Opinião

Um desafio

Comentário de Sílvia Regina. (Foto: Reprodução)
Comentário de Sílvia Regina. (Foto: Reprodução)

Às vezes, os alunos me pedem sugestão de temas para serem abordados em TCCs e Dissertações de Mestrado. Não culpo eles, porque eu sou a encarnação da problematização. Não foi por acaso que meu irmão, quando pequena, me chamava de “Perguntolina”: tudo tinha que ser muito bem explicadinho e sempre vinha meu retruco: “E se não for assim, mas assado”?

Recentemente, me deparei com uma temática e quero colocá-la aqui. Talvez, alguém se anime a escrever sobre ela. Tive a ideia depois de ler, de Daniela Arbex, a obra “Todo o Dia a mesma Noite”, em que ela aborda a história não contada da Boate Kiss. E, no Capítulo IX, intitulado “Penúltimo Ato”, ela conta a dolorida história de um jovem vítima fatal naquele indigesto episódio.

Não quero falar da morte daquele menino, mas na vida. Dezenove anos antes, no ano de 1993, recém-nascido, ele foi abandonado na Santa Casa de Santa Maria e necessitava de um lar. Usava uma calça plástica feita de açúcar cristal.

Ao tempo, havia um casal negro, cuja mulher não podia gerar filhos de seu próprio útero, habilitado na fila de adoção. A criança era negra também. Enquanto casais brancos permanecem longos anos na fila de espera por adoção de filhos brancos, aquele casal de pele negra não demorou a ser acionado pela Vara da Infância e Juventude, já que a criança abandonada era também negra e foi salva do abandono.

Foi nesse contexto que enxerguei um tema muito interessante de ser explorado por meio de pesquisa: a cor branca continuava sendo prioridade para os cerca de seis mil candidatos à adoção no Brasil.

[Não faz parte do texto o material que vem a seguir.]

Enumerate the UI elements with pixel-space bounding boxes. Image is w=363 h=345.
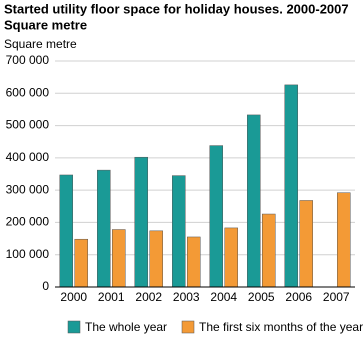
bar [224,227,238,288]
bar [209,145,223,288]
y-tick-label: 400 000 [6,150,50,164]
chart-title: Started utility floor space for holiday … [4,1,349,16]
y-tick-label: 600 000 [6,85,50,99]
legend-swatch [67,320,81,334]
bar [284,84,298,288]
y-tick-label: 700 000 [6,53,50,67]
y-tick-label: 500 000 [6,118,50,132]
x-tick-label: 2005 [248,290,275,304]
bar [172,175,186,288]
bar [59,174,73,288]
x-tick-label: 2003 [173,290,200,304]
bar [299,200,313,288]
bar [134,156,148,288]
bar [247,114,261,288]
x-tick-label: 2002 [135,290,162,304]
x-tick-label: 2000 [60,290,87,304]
bar [97,169,111,288]
bar [262,213,276,288]
legend-swatch [181,320,195,334]
y-tick-label: 0 [42,279,49,293]
x-tick-label: 2001 [98,290,125,304]
bar [74,238,88,288]
y-axis-label: Square metre [4,37,77,51]
bar [337,192,351,288]
chart-subtitle: Square metre [4,17,87,32]
x-tick-label: 2007 [323,290,350,304]
bar [112,229,126,288]
bar [149,230,163,288]
y-tick-label: 300 000 [6,182,50,196]
x-tick-label: 2006 [285,290,312,304]
bar [187,236,201,288]
x-tick-label: 2004 [210,290,237,304]
legend-label: The whole year [85,320,167,334]
y-tick-label: 100 000 [6,247,50,261]
y-tick-label: 200 000 [6,215,50,229]
legend-label: The first six months of the year [199,320,363,334]
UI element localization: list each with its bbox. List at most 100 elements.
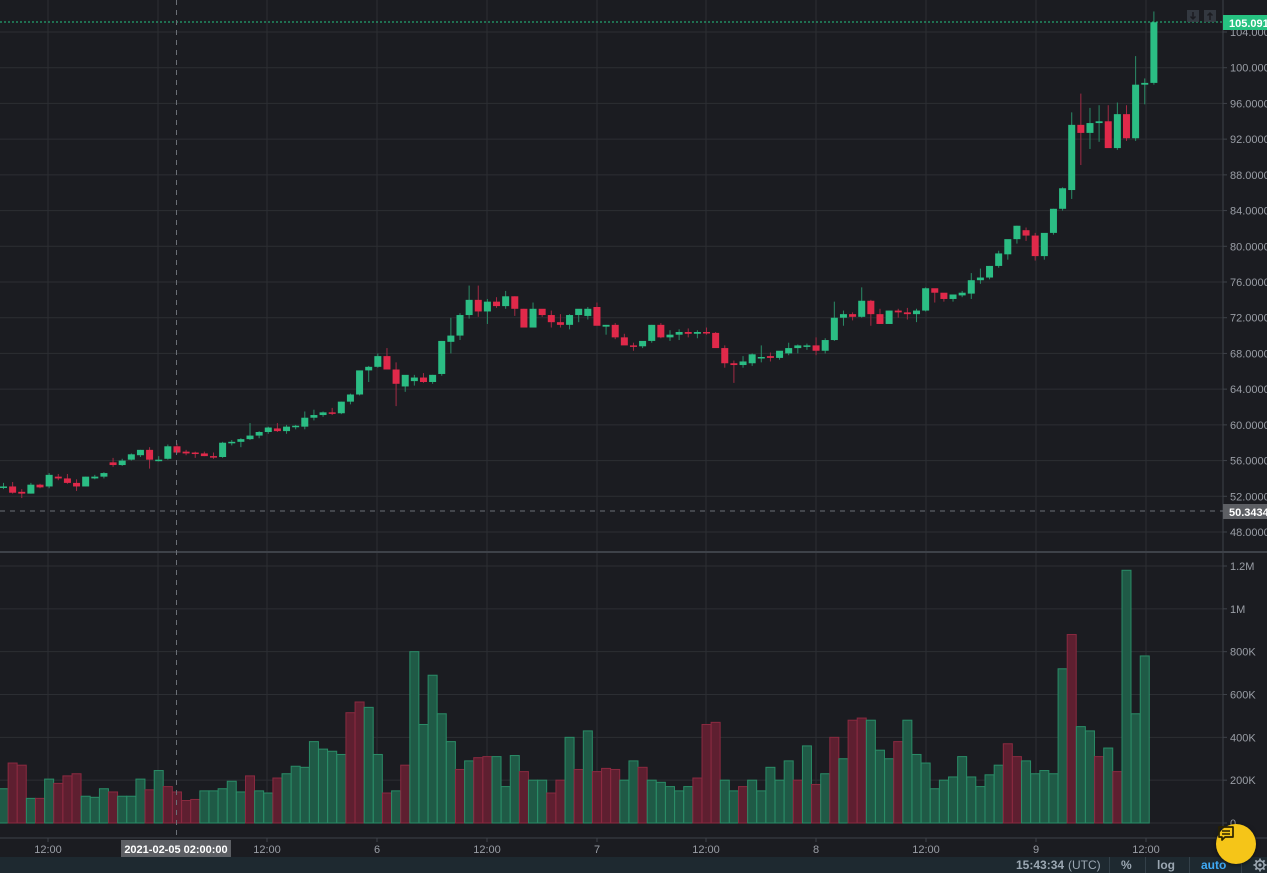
candle [785,348,793,354]
candle [903,312,911,315]
volume-tick-label: 1.2M [1230,561,1254,573]
scroll-down-button[interactable] [1187,10,1199,22]
volume-bar [153,770,164,824]
volume-bar [500,786,511,824]
candle [766,356,774,358]
candle [1022,230,1030,236]
volume-bar [701,723,712,824]
scroll-up-button[interactable] [1204,10,1216,22]
log-scale-toggle[interactable]: log [1157,858,1175,872]
candle [849,314,857,317]
candle [693,332,701,334]
price-tick-label: 92.0000 [1230,134,1267,146]
candle [54,476,62,479]
volume-bar [226,780,237,824]
candle [493,301,501,307]
volume-bar [391,790,402,824]
candle [748,354,756,364]
volume-bar [1121,569,1132,824]
volume-bar [299,766,310,824]
volume-bar [537,779,548,824]
candle [1095,121,1103,124]
volume-bar [1057,668,1068,824]
volume-bar [1039,770,1050,824]
candle [410,377,418,382]
candle [757,357,765,359]
candle [511,296,519,309]
candle [164,446,172,459]
clock-time: 15:43:34 [1016,858,1065,872]
volume-bar [610,768,621,824]
price-tick-label: 84.0000 [1230,206,1267,218]
volume-bar [1130,713,1141,824]
volume-bar [801,745,812,824]
volume-bar [117,795,128,824]
candle [319,412,327,416]
candle [474,299,482,312]
price-tick-label: 96.0000 [1230,98,1267,110]
candle [1113,114,1121,149]
volume-bar [409,651,420,824]
volume-bar [948,776,959,824]
auto-scale-toggle[interactable]: auto [1201,858,1227,872]
volume-bar [263,792,274,824]
candle [374,356,382,367]
volume-bar [80,795,91,824]
volume-bar [108,791,119,824]
candle [575,308,583,316]
volume-bar [171,791,182,824]
candle [1141,82,1149,85]
candle [63,478,71,483]
volume-bar [217,788,228,824]
volume-bar [427,674,438,824]
volume-bar [235,791,246,824]
candle [703,332,711,334]
volume-bar [345,712,356,824]
volume-bar [162,786,173,824]
candle [0,486,7,488]
volume-bar [245,775,256,824]
volume-bar [966,776,977,824]
volume-bar [290,765,301,824]
candle [830,317,838,341]
candle [1059,188,1067,209]
volume-bar [774,779,785,824]
candle [383,356,391,370]
volume-bar [756,790,767,824]
volume-bar [381,792,392,824]
candle [483,301,491,312]
candle [219,442,227,457]
candle [146,449,154,460]
time-tick-label: 9 [1033,844,1039,856]
volume-bar [1084,730,1095,824]
volume-bar [126,795,137,824]
price-tick-label: 68.0000 [1230,348,1267,360]
chat-button[interactable] [1216,824,1256,864]
candle [566,315,574,325]
candle [9,486,17,493]
volume-bar [1075,726,1086,824]
volume-bar [738,786,749,824]
price-tick-label: 100.0000 [1230,63,1267,75]
candle [1132,84,1140,139]
volume-bar [884,758,895,824]
volume-bar [181,800,192,824]
volume-bar [820,773,831,824]
volume-bar [893,741,904,824]
price-tick-label: 56.0000 [1230,456,1267,468]
volume-bar [135,778,146,824]
candle [986,265,994,278]
volume-bar [318,748,329,824]
volume-bar [874,749,885,824]
volume-bar [929,788,940,824]
volume-bar [0,788,9,824]
candle [264,427,272,432]
percent-scale-toggle[interactable]: % [1121,858,1132,872]
volume-tick-label: 400K [1230,732,1256,744]
volume-bar [628,760,639,824]
candle [246,435,254,440]
candle [209,456,217,458]
volume-bar [710,721,721,824]
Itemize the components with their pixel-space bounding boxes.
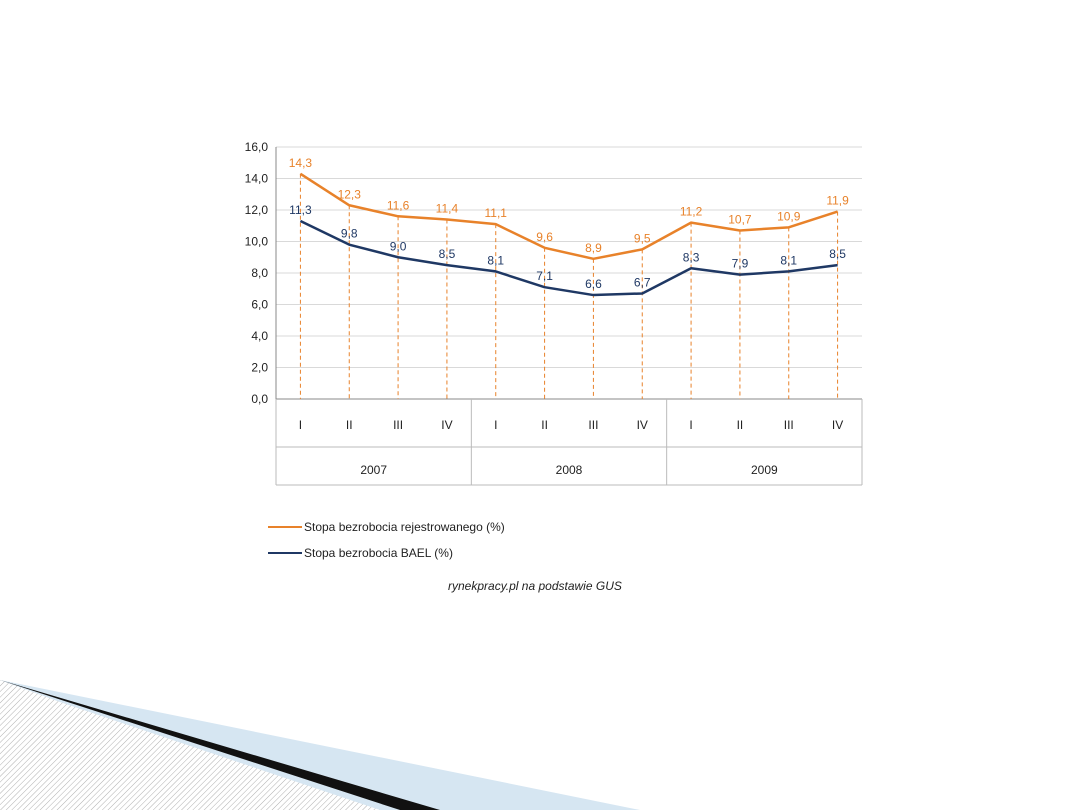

Tenho que os dados já não são mais atuais, porquanto a obra referida foi publicada em 2018. Como seria agora? Há, mesmo essa desproporção? Qual é fonte? Por que existe a prioridade? Está correta essa permissão legal de se escolher a cor de quem será recibo em adoção? Será que a adoção não deveria ser priorizada do ponto de vista constitucional do direito da criança, como primazia, de ser inserida em um contexto familiar? O amor muda a depender da cor da pele do filho? Será que, admitindo escolhas, além de inverter a teleologia constitucional, não estaremos alimentando o racismo estrutural?

São aspectos que eu gostaria de ver enfrentados em um trabalho de pesquisa acadêmica, para além das minhas elocubrações mentais. Exige esforço, mas, tenho certeza, daria imensa satisfação ao investigador científico.